When providing students with individual feedback, I use email and send direct messages to the students. I try to do this early on and provide students with formative feedback so they know if they are on-track or need to make improvements to their work. I also post messages to groups of students in the discussion forum to offer commentary and advice when students are working on learning tasks as a group.
Offering drop-in sessions for students is another strategy that I have found useful to help with specific parts of an assignment. For example, when I noticed students were not accessing current resources and recognized they were not making full use of accessing the databases accessible to them as graduate students, I offered two drop-in sessions at different times. During the drop-in session I used our web conferencing system to share my desktop and talk through the steps for finding and assessing quality of resources. I record the drop-in sessions and make them accessible in the LMS for students who were unable to join us. I also have a few videos pre-recorded and accessible on my YouTube playlist for students and also make these available in the LMS (Dr. Brown’s Playlist).
Another strategy I use to help clarify learning intentions is part of my instructional design. I organize peer-feedback loops. This provides students with an opportunity to share draft work with myself as instructor and their peers. During synchronous sessions, I use breakout rooms and I circulate through the rooms to offer my feedback. Asynchronously, I organize spaces in the discussion forum for students to share their work and offer feedback to each other. I also respond to the threads and provide my feedback as well. We all use the criteria in the rubric to offer feedback and idea improvement. I find the use of the rubric helps everyone give meaningful feedback that helps move work forward for all.
In the following article, I discuss a strategy I use for offering feedback to students using different mediums:
Brown, B. (2019). One-take productions for student feedback. Education Canada, 59(2), p. 10. Retrieved from https://www.edcan.ca/articles/student-feedback/
What are the biggest challenges associated with giving students a research paper assessment online? How do you manage these challenges?
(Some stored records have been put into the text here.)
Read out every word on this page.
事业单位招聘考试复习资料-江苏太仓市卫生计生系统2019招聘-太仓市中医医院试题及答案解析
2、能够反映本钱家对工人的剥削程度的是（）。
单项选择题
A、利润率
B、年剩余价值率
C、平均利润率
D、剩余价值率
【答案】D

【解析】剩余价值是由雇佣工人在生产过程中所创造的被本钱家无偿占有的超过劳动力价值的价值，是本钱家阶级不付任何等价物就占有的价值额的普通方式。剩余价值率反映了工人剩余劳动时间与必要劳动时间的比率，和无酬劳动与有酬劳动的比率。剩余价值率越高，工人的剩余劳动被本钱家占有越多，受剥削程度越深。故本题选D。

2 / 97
In online courses, I also find time is a challenge. Time to create additional resources or use multimedia as part of the assessment process. For example, I would like to dedicate more time to creating, revising and curating resources to support students when working on their assignments. Resources quickly become outdated as software and other systems are updated. One of the ways I manage this challenge is to lower my expectations in the quality of the video produced. As noted, in my article, One-take productions for student feedback, it is not necessary to spend excess time in editing and polishing videos. Students appreciate conversational style and do not expect professional videos. Similarly, when I offer drop-in sessions. At first, I thought it was challenging to find time to organize and plan the drop-in sessions. However, once I started to do this and noted that a less structured approach and with a conversational style was effective, I no longer viewed time as a barrier. I found drop-in sessions can be 30 minutes in duration and can help students with their specific questions.
Are there any differences in how you design/plan for online assessments compared to face-to-face assessments? What additional factors do you have to consider?
I design/plan for assessments in a similar way in my face-to-face classes. Many of the strategies I use online, I have now incorporated in my face-to-face classes. One additional factor in online classes is that I do not see the individual students on a regular basis as I do in a face-to-face class. In online classes, I find myself communicating using written text more than I do in a face-to-face class. It is important to check-in and make sure students are not mis-interpreting feedback when relying on written text. This is one of the key reasons I started using more multimedia to communicate.
What other advice/tips/insights do you want to share with instructors who are new to teaching and assessing students online?
In addition to the tips I offer in the One-Take Productions article I suggest dedicating time to instructional design. Prepare the syllabus as well as the online space in the LMS prior to the commencement of the course. Students appreciate accessing a well-organized online learning space to help clarify course expectations and criteria for assessment.